Re: [PATCH v10 02/41] iomap: support REQ_OP_ZONE_APPEND

Christoph Hellwig <hch@xxxxxxxxxxxxx> · Tue, 24 Nov 2020 11:29:53 +0000

On Tue, Nov 10, 2020 at 10:55:06AM -0800, Darrick J. Wong wrote:
> When we're wanting to use a ZONE_APPEND command, the @iomap structure
> has to have IOMAP_F_ZONE_APPEND set in iomap->flags, iomap->type is set
> to IOMAP_MAPPED, but what should iomap->addr be set to?
> 
> I gather from what I see in zonefs and the relevant NVME proposal that
> iomap->addr should be set to the (byte) address of the zone we want to
> append to?  And if we do that, then bio->bi_iter.bi_sector will be set
> to sector address of iomap->addr, right?

Yes.

> Then when the IO completes, the block layer sets bio->bi_iter.bi_sector
> to wherever the drive told it that it actually wrote the bio, right?

Yes.

> If that's true, then that implies that need_zeroout must always be false
> for an append operation, right?  Does that also mean that the directio
> request has to be aligned to an fs block and not just the sector size?

I think so, yes.

> Can userspace send a directio append that crosses a zone boundary?  If
> so, what happens if a direct append to a lower address fails but a
> direct append to a higher address succeeds?

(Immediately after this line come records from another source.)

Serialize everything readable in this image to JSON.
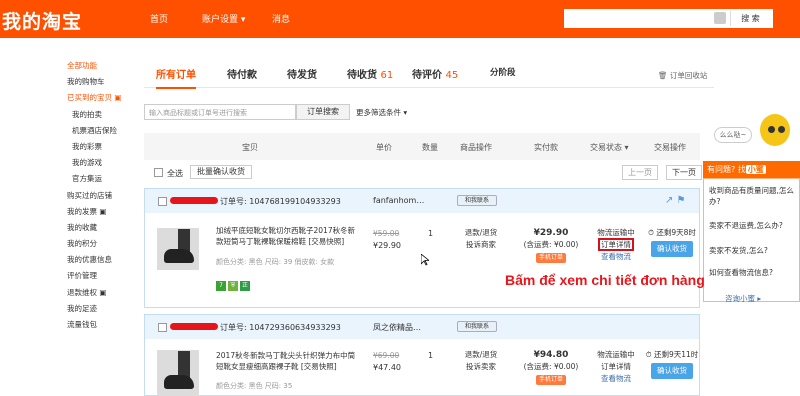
{
  "topbar": {
    "logo": "我的淘宝",
    "nav": [
      "首页",
      "账户设置 ▾",
      "消息"
    ],
    "search_btn": "搜 索"
  },
  "sidebar": {
    "items": [
      {
        "label": "全部功能",
        "style": "hl"
      },
      {
        "label": "我的购物车",
        "style": ""
      },
      {
        "label": "已买到的宝贝 ▣",
        "style": "hl"
      },
      {
        "label": "我的拍卖",
        "style": "sub"
      },
      {
        "label": "机票酒店保险",
        "style": "sub"
      },
      {
        "label": "我的彩票",
        "style": "sub"
      },
      {
        "label": "我的游戏",
        "style": "sub"
      },
      {
        "label": "官方集运",
        "style": "sub"
      },
      {
        "label": "购买过的店铺",
        "style": ""
      },
      {
        "label": "我的发票 ▣",
        "style": ""
      },
      {
        "label": "我的收藏",
        "style": ""
      },
      {
        "label": "我的积分",
        "style": ""
      },
      {
        "label": "我的优惠信息",
        "style": ""
      },
      {
        "label": "评价管理",
        "style": ""
      },
      {
        "label": "退款维权 ▣",
        "style": ""
      },
      {
        "label": "我的足迹",
        "style": ""
      },
      {
        "label": "流量钱包",
        "style": ""
      }
    ]
  },
  "tabs": [
    {
      "label": "所有订单",
      "count": ""
    },
    {
      "label": "待付款",
      "count": ""
    },
    {
      "label": "待发货",
      "count": ""
    },
    {
      "label": "待收货",
      "count": "61"
    },
    {
      "label": "待评价",
      "count": "45"
    },
    {
      "label": "分阶段",
      "count": ""
    }
  ],
  "recycle": "🗑 订单回收站",
  "filter": {
    "placeholder": "输入商品标题或订单号进行搜索",
    "search_btn": "订单搜索",
    "more": "更多筛选条件 ▾"
  },
  "table_headers": [
    "宝贝",
    "单价",
    "数量",
    "商品操作",
    "实付款",
    "交易状态 ▾",
    "交易操作"
  ],
  "bar": {
    "select_all": "全选",
    "batch": "批量确认收货",
    "prev": "上一页",
    "next": "下一页"
  },
  "orders": [
    {
      "order_no": "订单号: 104768199104933293",
      "shop": "fanfanhom…",
      "contact": "和我联系",
      "title": "加绒平底短靴女靴切尔西靴子2017秋冬新款短筒马丁靴裸靴保暖棉鞋 [交易快照]",
      "attrs": "颜色分类: 黑色  尺码: 39  俏皮款: 女款",
      "old_price": "¥59.00",
      "price": "¥29.90",
      "qty": "1",
      "ops": [
        "退款/退货",
        "投诉商家"
      ],
      "total": "¥29.90",
      "shipping": "(含运费: ¥0.00)",
      "mobile": "手机订单",
      "status": "物流运输中",
      "detail": "订单详情",
      "logistics": "查看物流",
      "remaining": "⏱ 还剩9天8时",
      "confirm": "确认收货"
    },
    {
      "order_no": "订单号: 104729360634933293",
      "shop": "凤之依精品…",
      "contact": "和我联系",
      "title": "2017秋冬新款马丁靴尖头针织弹力布中筒短靴女显瘦细高跟裸子靴 [交易快照]",
      "attrs": "颜色分类: 黑色  尺码: 35",
      "old_price": "¥69.00",
      "price": "¥47.40",
      "qty": "1",
      "ops": [
        "退款/退货",
        "投诉卖家"
      ],
      "total": "¥94.80",
      "shipping": "(含运费: ¥0.00)",
      "mobile": "手机订单",
      "status": "物流运输中",
      "detail": "订单详情",
      "logistics": "查看物流",
      "remaining": "⏱ 还剩9天11时",
      "confirm": "确认收货"
    }
  ],
  "help": {
    "ask": "么么哒~",
    "bar_prefix": "有问题? 找",
    "bar_name": "小蜜",
    "questions": [
      "收到商品有质量问题,怎么办?",
      "卖家不退运费,怎么办?",
      "卖家不发货,怎么?",
      "如何查看物流信息?"
    ],
    "more": "咨询小蜜 ▸"
  },
  "callout": "Bấm để xem chi tiết đơn hàng",
  "colors": {
    "brand": "#ff5000",
    "callout": "#e8161c",
    "button": "#4aa4e8"
  }
}
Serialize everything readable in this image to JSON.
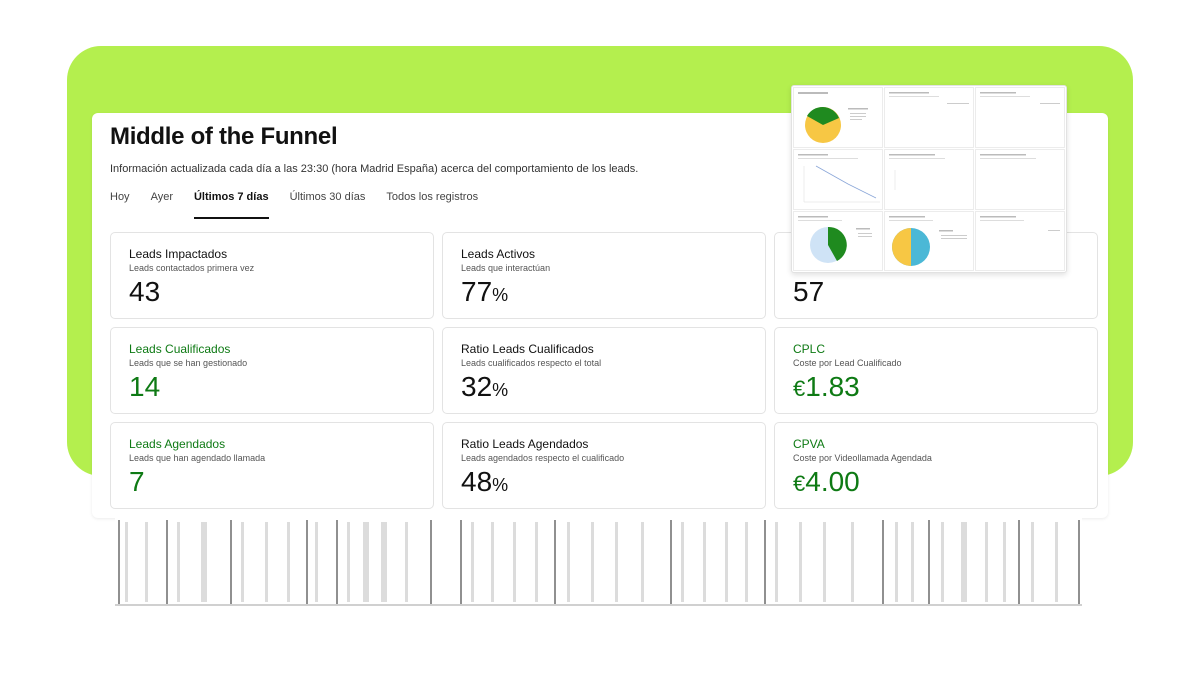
{
  "page": {
    "title": "Middle of the Funnel",
    "subtitle": "Información actualizada cada día a las 23:30 (hora Madrid España) acerca del comportamiento de los leads."
  },
  "tabs": [
    {
      "label": "Hoy",
      "active": false
    },
    {
      "label": "Ayer",
      "active": false
    },
    {
      "label": "Últimos 7 días",
      "active": true
    },
    {
      "label": "Últimos 30 días",
      "active": false
    },
    {
      "label": "Todos los registros",
      "active": false
    }
  ],
  "cards": [
    {
      "title": "Leads Impactados",
      "subtitle": "Leads contactados primera vez",
      "value": "43",
      "unit": "",
      "prefix": "",
      "accent": false
    },
    {
      "title": "Leads Activos",
      "subtitle": "Leads que interactúan",
      "value": "77",
      "unit": "%",
      "prefix": "",
      "accent": false
    },
    {
      "title": "",
      "subtitle": "",
      "value": "57",
      "unit": "",
      "prefix": "",
      "accent": false
    },
    {
      "title": "Leads Cualificados",
      "subtitle": "Leads que se han gestionado",
      "value": "14",
      "unit": "",
      "prefix": "",
      "accent": true
    },
    {
      "title": "Ratio Leads Cualificados",
      "subtitle": "Leads cualificados respecto el total",
      "value": "32",
      "unit": "%",
      "prefix": "",
      "accent": false
    },
    {
      "title": "CPLC",
      "subtitle": "Coste por Lead Cualificado",
      "value": "1.83",
      "unit": "",
      "prefix": "€",
      "accent": true
    },
    {
      "title": "Leads Agendados",
      "subtitle": "Leads que han agendado llamada",
      "value": "7",
      "unit": "",
      "prefix": "",
      "accent": true
    },
    {
      "title": "Ratio Leads Agendados",
      "subtitle": "Leads agendados respecto el cualificado",
      "value": "48",
      "unit": "%",
      "prefix": "",
      "accent": false
    },
    {
      "title": "CPVA",
      "subtitle": "Coste por Videollamada Agendada",
      "value": "4.00",
      "unit": "",
      "prefix": "€",
      "accent": true
    }
  ],
  "colors": {
    "brand_green_bg": "#b4ef4e",
    "accent_green": "#0e7a14",
    "pie_green": "#1f8a1f",
    "pie_yellow": "#f7c744",
    "pie_blue": "#4bb8d6",
    "pie_light_blue": "#cfe3f6"
  }
}
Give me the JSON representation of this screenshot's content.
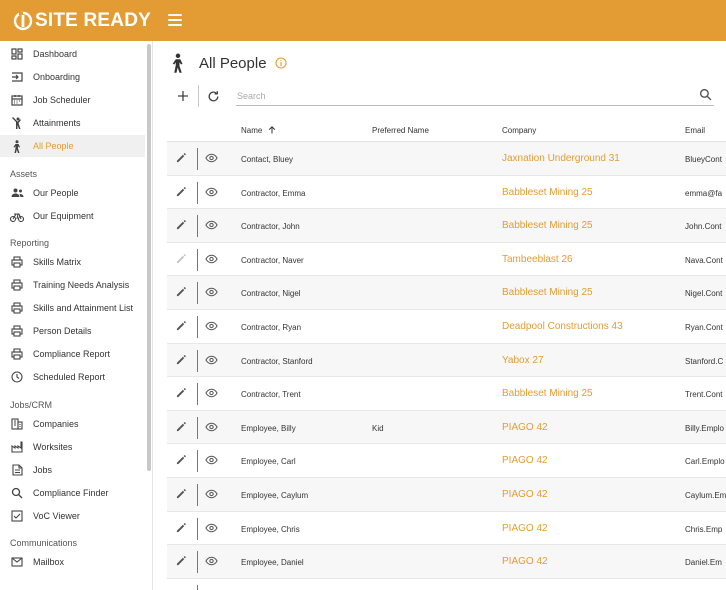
{
  "app": {
    "brand": "SITE READY"
  },
  "colors": {
    "accent": "#E39C33"
  },
  "sidebar": {
    "items": [
      {
        "label": "Dashboard",
        "icon": "dashboard-icon"
      },
      {
        "label": "Onboarding",
        "icon": "login-icon"
      },
      {
        "label": "Job Scheduler",
        "icon": "calendar-icon"
      },
      {
        "label": "Attainments",
        "icon": "person-pose-icon"
      },
      {
        "label": "All People",
        "icon": "person-walking-icon",
        "active": true
      }
    ],
    "sections": {
      "assets": {
        "title": "Assets",
        "items": [
          {
            "label": "Our People",
            "icon": "people-icon"
          },
          {
            "label": "Our Equipment",
            "icon": "bike-icon"
          }
        ]
      },
      "reporting": {
        "title": "Reporting",
        "items": [
          {
            "label": "Skills Matrix",
            "icon": "printer-icon"
          },
          {
            "label": "Training Needs Analysis",
            "icon": "printer-icon"
          },
          {
            "label": "Skills and Attainment List",
            "icon": "printer-icon"
          },
          {
            "label": "Person Details",
            "icon": "printer-icon"
          },
          {
            "label": "Compliance Report",
            "icon": "printer-icon"
          },
          {
            "label": "Scheduled Report",
            "icon": "clock-icon"
          }
        ]
      },
      "jobs": {
        "title": "Jobs/CRM",
        "items": [
          {
            "label": "Companies",
            "icon": "building-icon"
          },
          {
            "label": "Worksites",
            "icon": "factory-icon"
          },
          {
            "label": "Jobs",
            "icon": "document-icon"
          },
          {
            "label": "Compliance Finder",
            "icon": "search-icon"
          },
          {
            "label": "VoC Viewer",
            "icon": "checkbox-icon"
          }
        ]
      },
      "comms": {
        "title": "Communications",
        "items": [
          {
            "label": "Mailbox",
            "icon": "mail-icon"
          }
        ]
      }
    }
  },
  "page": {
    "title": "All People"
  },
  "toolbar": {
    "search_placeholder": "Search"
  },
  "table": {
    "headers": {
      "name": "Name",
      "preferred": "Preferred Name",
      "company": "Company",
      "email": "Email"
    },
    "rows": [
      {
        "name": "Contact, Bluey",
        "preferred": "",
        "company": "Jaxnation Underground 31",
        "email": "BlueyCont",
        "edit_enabled": true
      },
      {
        "name": "Contractor, Emma",
        "preferred": "",
        "company": "Babbleset Mining 25",
        "email": "emma@fa",
        "edit_enabled": true
      },
      {
        "name": "Contractor, John",
        "preferred": "",
        "company": "Babbleset Mining 25",
        "email": "John.Cont",
        "edit_enabled": true
      },
      {
        "name": "Contractor, Naver",
        "preferred": "",
        "company": "Tambeeblast 26",
        "email": "Nava.Cont",
        "edit_enabled": false
      },
      {
        "name": "Contractor, Nigel",
        "preferred": "",
        "company": "Babbleset Mining 25",
        "email": "Nigel.Cont",
        "edit_enabled": true
      },
      {
        "name": "Contractor, Ryan",
        "preferred": "",
        "company": "Deadpool Constructions 43",
        "email": "Ryan.Cont",
        "edit_enabled": true
      },
      {
        "name": "Contractor, Stanford",
        "preferred": "",
        "company": "Yabox 27",
        "email": "Stanford.C",
        "edit_enabled": true
      },
      {
        "name": "Contractor, Trent",
        "preferred": "",
        "company": "Babbleset Mining 25",
        "email": "Trent.Cont",
        "edit_enabled": true
      },
      {
        "name": "Employee, Billy",
        "preferred": "Kid",
        "company": "PIAGO 42",
        "email": "Billy.Emplo",
        "edit_enabled": true
      },
      {
        "name": "Employee, Carl",
        "preferred": "",
        "company": "PIAGO 42",
        "email": "Carl.Emplo",
        "edit_enabled": true
      },
      {
        "name": "Employee, Caylum",
        "preferred": "",
        "company": "PIAGO 42",
        "email": "Caylum.Em",
        "edit_enabled": true
      },
      {
        "name": "Employee, Chris",
        "preferred": "",
        "company": "PIAGO 42",
        "email": "Chris.Emp",
        "edit_enabled": true
      },
      {
        "name": "Employee, Daniel",
        "preferred": "",
        "company": "PIAGO 42",
        "email": "Daniel.Em",
        "edit_enabled": true
      }
    ]
  }
}
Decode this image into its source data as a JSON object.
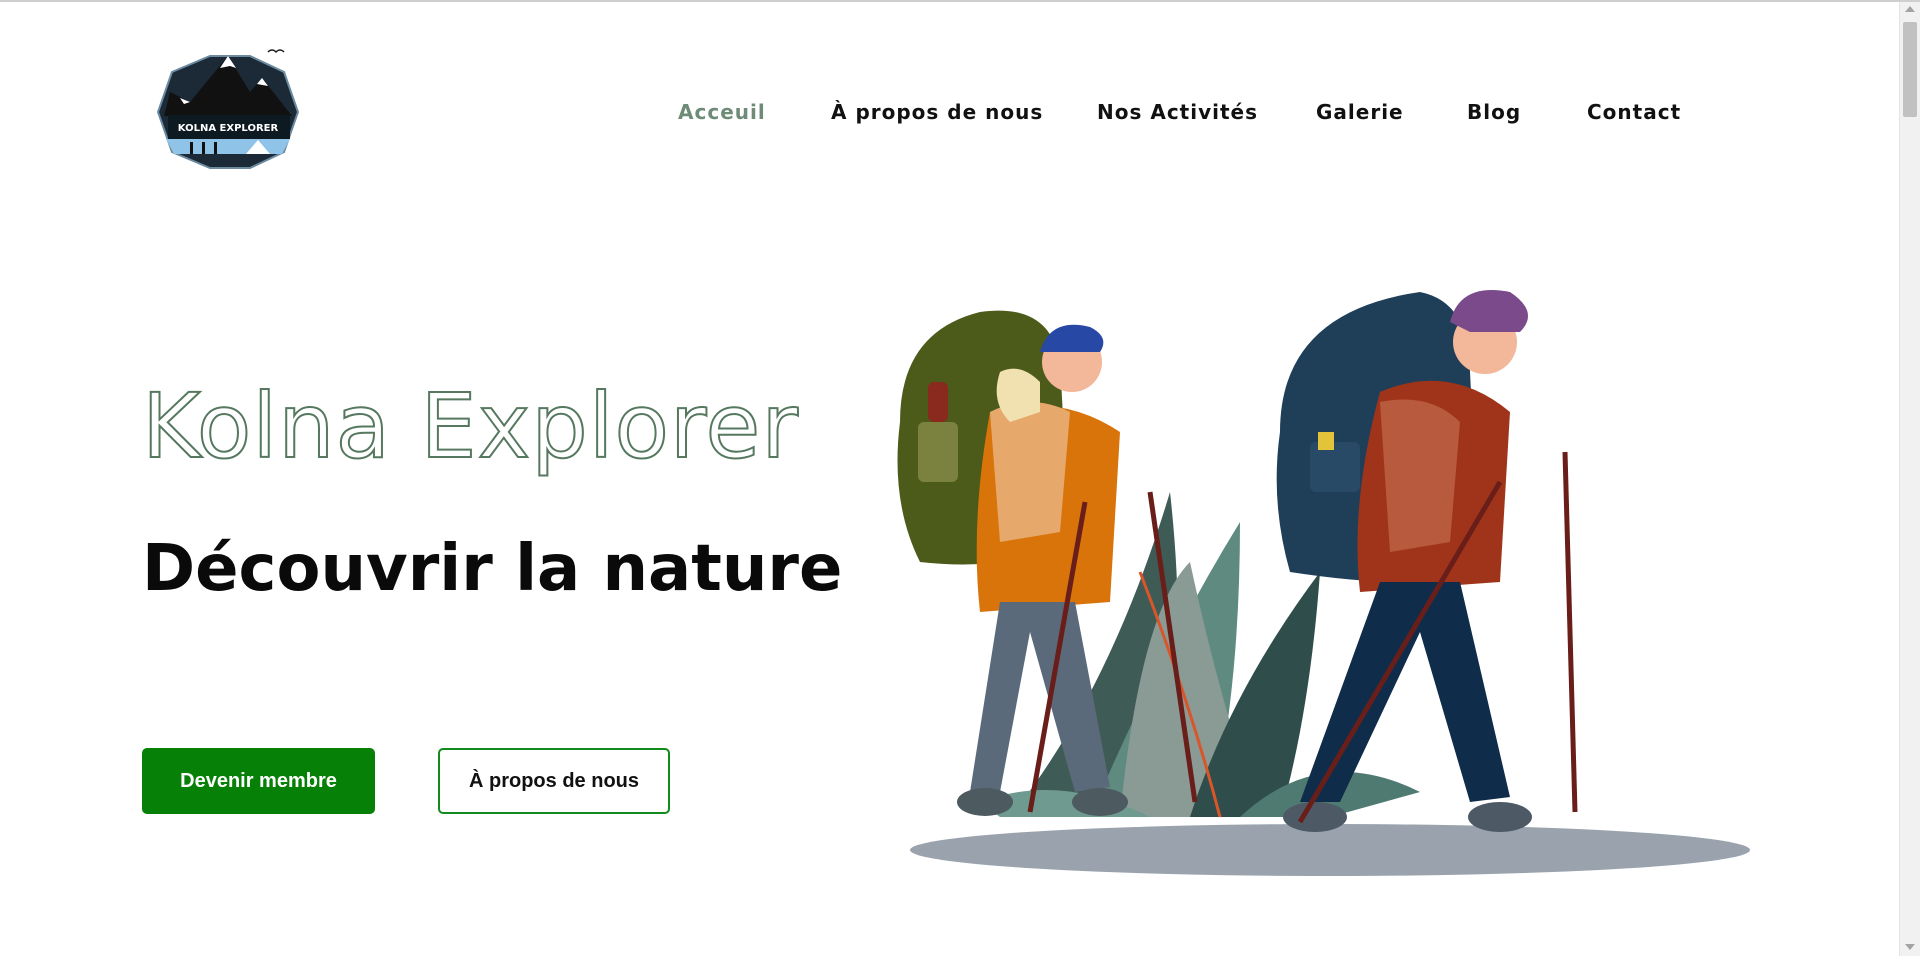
{
  "logo": {
    "text": "KOLNA EXPLORER"
  },
  "nav": {
    "items": [
      {
        "label": "Acceuil",
        "active": true
      },
      {
        "label": "À propos de nous",
        "active": false
      },
      {
        "label": "Nos Activités",
        "active": false
      },
      {
        "label": "Galerie",
        "active": false
      },
      {
        "label": "Blog",
        "active": false
      },
      {
        "label": "Contact",
        "active": false
      }
    ]
  },
  "hero": {
    "title": "Kolna Explorer",
    "subtitle": "Découvrir la nature",
    "primary_button": "Devenir membre",
    "secondary_button": "À propos de nous"
  },
  "colors": {
    "accent_green": "#068006",
    "outline_green": "#55785f",
    "nav_active": "#6e8b78"
  },
  "icons": [
    "logo-mountain-badge",
    "hikers-illustration"
  ]
}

Userspace doesn't know about zone boundaries.  It can send I/O larger
than a zone, but the file system has to split it into multiple I/Os
just like when it has to cross and AG boundary in XFS.

> I'm also vaguely wondering how to communicate the write location back to
> the filesystem when the bio completes?  btrfs handles the bio completion
> completely so it doesn't have a problem, but for other filesystems
> (cough future xfs cough) either we'd have to add a new callback for
> append operations; or I guess everyone could hook the bio endio.
> 
> Admittedly that's not really your problem, and for all I know hch is
> already working on this.

I think any non-trivial file system needs to override the bio completion
handler for writes anyway, so this seems reasonable.  It might be worth
documenting, though.